Presidio runs as a Panguard-integrated service and is invoked on every memory write before the data is committed.

What happens:

All content-bearing fields are scanned for PII, credentials, and other sensitive entities.
Detected values are replaced with structured placeholders: [REDACTED:PERSON], [REDACTED:EMAIL_ADDRESS], etc.
For secret-classified content or any credential pattern: the entire write is rejected — partial redaction is never sufficient.

The classification level is stored as metadata alongside every entry. The gateway enforces it at recall time so an agent with max_classification: internal can never retrieve confidential entries. Classification is enforced server-side, never client-side.

Each data subject’s memory entries are encrypted with a unique per-subject key stored in Vault’s transit engine.

This gives us the perfect solution to the GDPR right-to-erasure vs. WORM conflict:

Erasure request → vault delete transit/tenant-a/keys/subject-key-${DATA_SUBJECT_ID}
The ciphertext remains in the store (preserving Merkle integrity and forensic history).
The data is permanently irrecoverable because the key is gone.

Key deletion is irreversible — always confirm the GDPR request before executing. This satisfies Recital 26: data that cannot be attributed to an identified person is no longer personal data, while keeping the audit trail intact.

Merkle-Tree Integrity

Every memory entry is part of a chained Merkle tree:

hash_n = SHA-256(entry_content + entry_metadata + prev_root)

On every write:

A new Merkle root is computed.
The root is recorded in the WORM audit trail and exposed in Prometheus.

Any post-write modification to a stored entry changes its hash and invalidates all subsequent roots.

Scheduled integrity checks run every 15 minutes:

On failure: all memory reads are blocked, an alert fires, and the security team is notified.
Blocking reads on integrity failure is intentional — a store whose integrity cannot be verified must not serve results.

Append-Only Semantics and WORM Storage

Memory entries are never updated in place. “Updates” are implemented as new entries with a supersedes field referencing the prior entry’s hash.
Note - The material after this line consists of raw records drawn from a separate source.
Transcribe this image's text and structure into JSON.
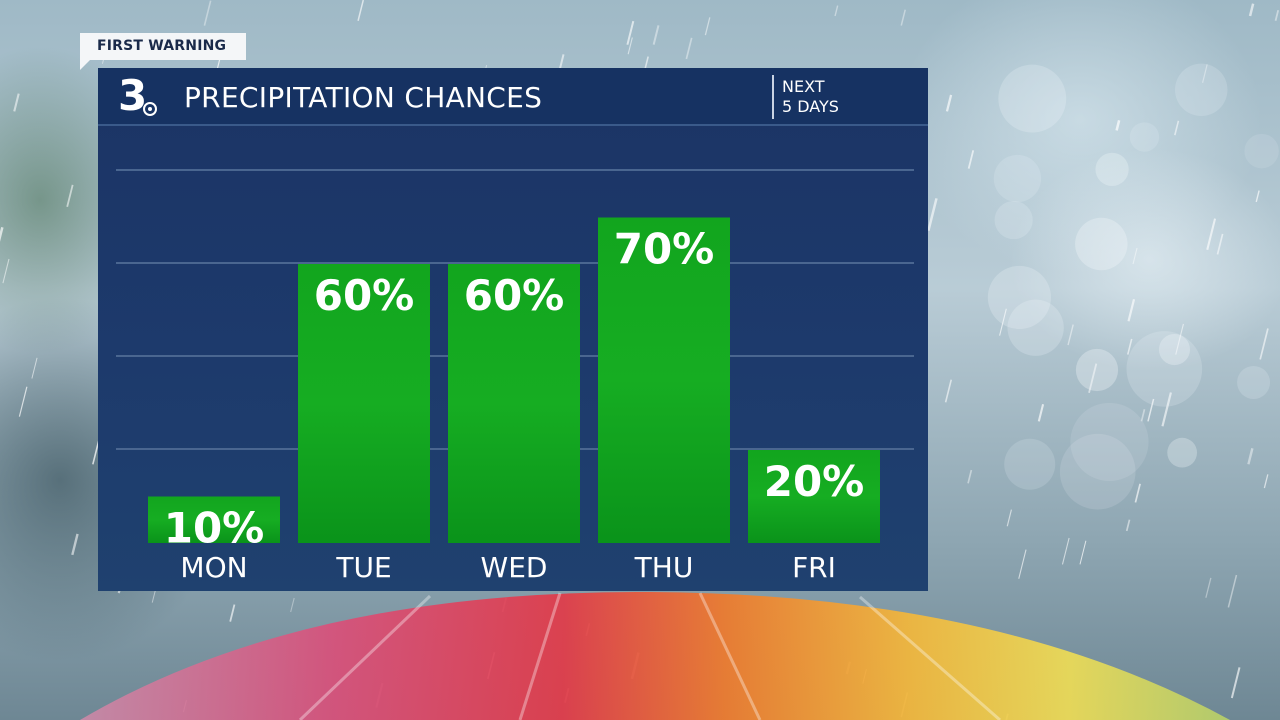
{
  "badge": {
    "text": "FIRST WARNING"
  },
  "station": {
    "logo_text": "3"
  },
  "header": {
    "title": "PRECIPITATION CHANCES",
    "range_line1": "NEXT",
    "range_line2": "5 DAYS"
  },
  "colors": {
    "panel": "#1d3a6c",
    "header": "#163262",
    "bar": "#0fa11a",
    "text": "#ffffff"
  },
  "chart_data": {
    "type": "bar",
    "title": "PRECIPITATION CHANCES",
    "categories": [
      "MON",
      "TUE",
      "WED",
      "THU",
      "FRI"
    ],
    "values": [
      10,
      60,
      60,
      70,
      20
    ],
    "value_labels": [
      "10%",
      "60%",
      "60%",
      "70%",
      "20%"
    ],
    "ylim": [
      0,
      100
    ],
    "grid": true,
    "legend": "none"
  }
}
The original entry remains in the store forever.

All memory is stored in S3 (or equivalent) with:

Object Lock in COMPLIANCE mode
90-day minimum retention (configurable to match the longest regulatory requirement)

No API call, IAM policy, or even root account action can delete or modify a WORM-protected entry during the retention period. This is the final backstop.

Poisoning Detection Rules

Panguard blocks poisoning at write time:

Rule: block any memory write containing instruction-injection patterns (ignore previous instructions, your new goal is, system prompt:, override:, etc.).
Rate limiting: >50 memory writes in 60 seconds from one session → throttle + warning.

Weekly memory audit:

Full Merkle verification replay
Scan of every entry for blocked patterns
Signed audit report stored in WORM and referenced in the quarterly review (Module 25)
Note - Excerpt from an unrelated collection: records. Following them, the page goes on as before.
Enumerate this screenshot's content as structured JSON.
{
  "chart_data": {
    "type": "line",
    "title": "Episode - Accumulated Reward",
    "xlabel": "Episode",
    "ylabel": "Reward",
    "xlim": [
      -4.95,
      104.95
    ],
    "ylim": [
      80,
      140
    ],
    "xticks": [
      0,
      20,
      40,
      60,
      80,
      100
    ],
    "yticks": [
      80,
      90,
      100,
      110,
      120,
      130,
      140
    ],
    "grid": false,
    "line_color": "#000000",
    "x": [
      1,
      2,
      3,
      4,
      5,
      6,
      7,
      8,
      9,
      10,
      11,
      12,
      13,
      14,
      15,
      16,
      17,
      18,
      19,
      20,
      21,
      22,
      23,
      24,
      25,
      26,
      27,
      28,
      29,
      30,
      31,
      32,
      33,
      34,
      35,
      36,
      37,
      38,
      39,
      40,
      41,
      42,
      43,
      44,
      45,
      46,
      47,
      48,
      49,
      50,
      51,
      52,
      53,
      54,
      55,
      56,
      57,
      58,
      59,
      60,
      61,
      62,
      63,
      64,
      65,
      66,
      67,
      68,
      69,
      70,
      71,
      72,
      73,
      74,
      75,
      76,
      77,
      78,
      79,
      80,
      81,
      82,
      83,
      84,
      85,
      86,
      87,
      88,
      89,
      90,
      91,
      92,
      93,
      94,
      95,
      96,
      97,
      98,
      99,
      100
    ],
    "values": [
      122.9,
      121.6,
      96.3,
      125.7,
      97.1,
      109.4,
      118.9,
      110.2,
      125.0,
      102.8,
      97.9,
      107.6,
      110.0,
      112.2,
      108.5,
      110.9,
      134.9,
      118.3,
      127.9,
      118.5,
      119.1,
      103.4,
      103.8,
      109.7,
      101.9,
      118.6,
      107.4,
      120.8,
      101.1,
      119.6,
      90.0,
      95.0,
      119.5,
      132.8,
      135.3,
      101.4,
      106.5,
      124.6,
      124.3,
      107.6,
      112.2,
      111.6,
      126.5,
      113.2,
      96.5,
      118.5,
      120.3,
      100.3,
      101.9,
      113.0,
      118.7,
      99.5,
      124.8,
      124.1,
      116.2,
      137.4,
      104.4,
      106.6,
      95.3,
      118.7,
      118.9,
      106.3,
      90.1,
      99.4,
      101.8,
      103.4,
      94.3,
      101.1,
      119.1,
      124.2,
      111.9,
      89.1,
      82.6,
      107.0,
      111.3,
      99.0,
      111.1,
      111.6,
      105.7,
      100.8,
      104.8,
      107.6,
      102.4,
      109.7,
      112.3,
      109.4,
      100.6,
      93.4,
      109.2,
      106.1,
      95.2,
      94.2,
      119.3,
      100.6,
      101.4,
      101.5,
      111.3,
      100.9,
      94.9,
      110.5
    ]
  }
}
Inter-Agent Message Encryption and Mutual Auth

Memory poisoning can also arrive via inter-agent messages over NATS JetStream.

Protections:

mTLS (Module 4) + message-level AES-256-GCM encryption
Each agent has its own mTLS certificate — impersonation is impossible.
Subject-level ACLs: each agent publishes only to its own namespace and subscribes only to declared inputs.
Message-level encryption key is fetched from Vault per conversation — even a compromised broker cannot read the content.

Key Takeaways (Memorize These!)

Memory is a persistent attack surface that outlasts the session that created it — poisoning attacks are delayed-action.
The Merkle tree converts any post-write modification into a detectable event — tamper-evidence is a structural property, not a monitoring layer.
GDPR cryptographic erasure (key deletion, not data deletion) is the only solution to the erasure/WORM conflict that preserves both regulatory compliance and forensic integrity.
WORM storage is the final backstop — no administrative action can destroy the memory history during the retention period.

You now have long-term memory that is redacted at source, cryptographically immutable, GDPR-compliant, and poisoning-resistant. A poisoned entry cannot be written, cannot be modified after the fact, and cannot be silently retrieved later. This closes the last major persistent attack surface in the agentic platform.